The most general time reversible model can be parameterized as follows: $Q = \begin{pmatrix} {*} & \rho_{AC} \pi_C & \rho_{AG} \pi_G & \rho_{AT} \pi_T \\ \rho_{CA} \pi_A & {*} & \rho_{CG} \pi_G & \rho_{CT} \pi_T \\ \rho_{GA} \pi_A & \rho_{GC} \pi_C & {*} & \rho_{GT} \pi_T \\ \rho_{TA} \pi_A & \rho_{TC} \pi_C & \rho_{TG} \pi_G & {*} \end{pmatrix} \mbox{ ,}$ with the constraint that $\rho_{XY} = \rho_{YX}$ for all nucleotide pairs $(X,Y)$. The $\rho$’s are called the relative exchangeabilities (or exchange rates), and the $\pi$’s are the equilibrium frequencies of the process. With the constraint of symmetry for $\rho$, we have 6 distinct values (6 unordered pairs of nucleotides). In addition, and without loss of generality, we can constrain the $\rho$ vector to sum to 1. With these constraints, $\rho$ is a 6-dimensional frequency vector (i.e. it is a point on the simplex $S6$).
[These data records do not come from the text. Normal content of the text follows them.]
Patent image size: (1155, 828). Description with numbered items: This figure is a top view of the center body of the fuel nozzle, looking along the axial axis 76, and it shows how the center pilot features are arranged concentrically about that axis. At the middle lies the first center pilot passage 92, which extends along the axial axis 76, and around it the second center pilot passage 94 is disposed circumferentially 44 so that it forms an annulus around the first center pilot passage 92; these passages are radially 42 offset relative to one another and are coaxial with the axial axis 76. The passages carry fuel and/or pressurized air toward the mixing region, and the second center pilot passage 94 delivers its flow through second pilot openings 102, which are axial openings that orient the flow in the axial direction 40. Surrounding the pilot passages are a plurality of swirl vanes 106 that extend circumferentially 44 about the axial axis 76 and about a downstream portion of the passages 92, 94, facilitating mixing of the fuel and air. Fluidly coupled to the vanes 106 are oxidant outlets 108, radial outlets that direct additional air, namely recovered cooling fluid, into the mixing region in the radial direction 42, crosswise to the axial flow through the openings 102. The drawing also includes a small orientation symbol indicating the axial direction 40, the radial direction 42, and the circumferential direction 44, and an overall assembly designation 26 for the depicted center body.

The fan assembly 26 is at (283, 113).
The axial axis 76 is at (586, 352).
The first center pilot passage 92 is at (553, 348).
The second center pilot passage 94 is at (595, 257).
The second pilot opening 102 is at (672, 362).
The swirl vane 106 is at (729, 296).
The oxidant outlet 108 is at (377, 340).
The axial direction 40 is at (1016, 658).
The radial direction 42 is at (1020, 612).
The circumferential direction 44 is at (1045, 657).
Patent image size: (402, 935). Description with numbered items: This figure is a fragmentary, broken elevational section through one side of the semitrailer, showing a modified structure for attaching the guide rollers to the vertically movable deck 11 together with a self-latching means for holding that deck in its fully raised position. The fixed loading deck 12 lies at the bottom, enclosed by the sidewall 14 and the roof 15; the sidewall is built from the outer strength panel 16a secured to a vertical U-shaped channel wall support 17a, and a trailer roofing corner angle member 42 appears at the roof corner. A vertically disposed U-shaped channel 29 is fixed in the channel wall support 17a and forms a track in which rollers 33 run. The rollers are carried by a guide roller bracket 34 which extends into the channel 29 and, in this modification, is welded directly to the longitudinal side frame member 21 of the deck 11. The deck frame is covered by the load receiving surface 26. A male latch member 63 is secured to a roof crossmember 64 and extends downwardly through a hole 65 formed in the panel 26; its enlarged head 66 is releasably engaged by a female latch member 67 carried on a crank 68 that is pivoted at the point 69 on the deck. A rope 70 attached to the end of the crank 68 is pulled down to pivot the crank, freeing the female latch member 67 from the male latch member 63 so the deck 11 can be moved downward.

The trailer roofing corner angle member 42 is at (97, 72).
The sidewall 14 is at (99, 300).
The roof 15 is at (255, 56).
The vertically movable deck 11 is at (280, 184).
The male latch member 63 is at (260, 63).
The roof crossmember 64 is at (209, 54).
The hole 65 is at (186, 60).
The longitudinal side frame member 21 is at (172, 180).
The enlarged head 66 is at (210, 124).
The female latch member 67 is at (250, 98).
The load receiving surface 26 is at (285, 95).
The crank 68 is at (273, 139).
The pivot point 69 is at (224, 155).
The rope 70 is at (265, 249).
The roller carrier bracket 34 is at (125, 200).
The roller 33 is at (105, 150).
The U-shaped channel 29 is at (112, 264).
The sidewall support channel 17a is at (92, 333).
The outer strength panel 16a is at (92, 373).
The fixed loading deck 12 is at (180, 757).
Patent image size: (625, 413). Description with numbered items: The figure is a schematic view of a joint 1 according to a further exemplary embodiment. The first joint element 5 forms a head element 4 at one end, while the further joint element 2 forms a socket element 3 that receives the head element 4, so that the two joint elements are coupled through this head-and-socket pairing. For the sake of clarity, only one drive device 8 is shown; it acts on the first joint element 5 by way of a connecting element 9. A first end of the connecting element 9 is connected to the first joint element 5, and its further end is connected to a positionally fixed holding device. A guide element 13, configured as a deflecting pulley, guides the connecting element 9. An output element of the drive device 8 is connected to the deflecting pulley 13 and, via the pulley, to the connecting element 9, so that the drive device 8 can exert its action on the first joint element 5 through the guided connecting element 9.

We can use a uniform prior over $\rho$, which is a particular case of the Dirichlet distribution with equal weights:

rho ~ dnDirichlet([1.0, 1.0, 1.0, 1.0, 1.0, 1.0])

and a uniform prior over $\pi$ (as for the HKY model):

pi ~ dnDirichlet([1.0, 1.0, 1.0, 1.0])

We can then define the GTR rate matrix:

Q := fnGTR(exchangeRates=rho, baseFrequencies=pi)

and create the substitution process:

seq ~ dnPhyloCTMC(tree=psi, Q=Q, type="DNA")

Finally, we need to move $\rho$ and $\pi$, in both cases using a DirichletSimplex move (as we did above for pi in the case of the HKY model).

Write the script and run it on the BRCA1 dataset (only the 3 coding positions). Explore the posterior distribution over the parameters and, in particular, determine whether all transitions occur at the same relative rate. Same thing for transitions.

Hasegawa M., Kishino H., Yano T. 1985. Dating of the Human-Ape Splitting by a molecular Clock of Mitochondrial DNA. Journal of Molecular Evolution. 22:160–174. 10.1007/BF02101694
Jukes T.H., Cantor C.R. 1969. Evolution of Protein Molecules. Mammalian Protein Metabolism. 3:21–132. 10.1016/B978-1-4832-3211-9.50009-7
Tamura K. 1992. Estimation of the number of nucleotide substitutions when there are strong transition-transversion and G+ C-content biases. Molecular Biology and Evolution. 9:678–687.
Tavaré S. 1986. Some Probabilistic and Statistical Problems in the Analysis of DNA Sequences. Some Mathematical Questions in Biology: DNA Sequence Analysis. 17:57–86.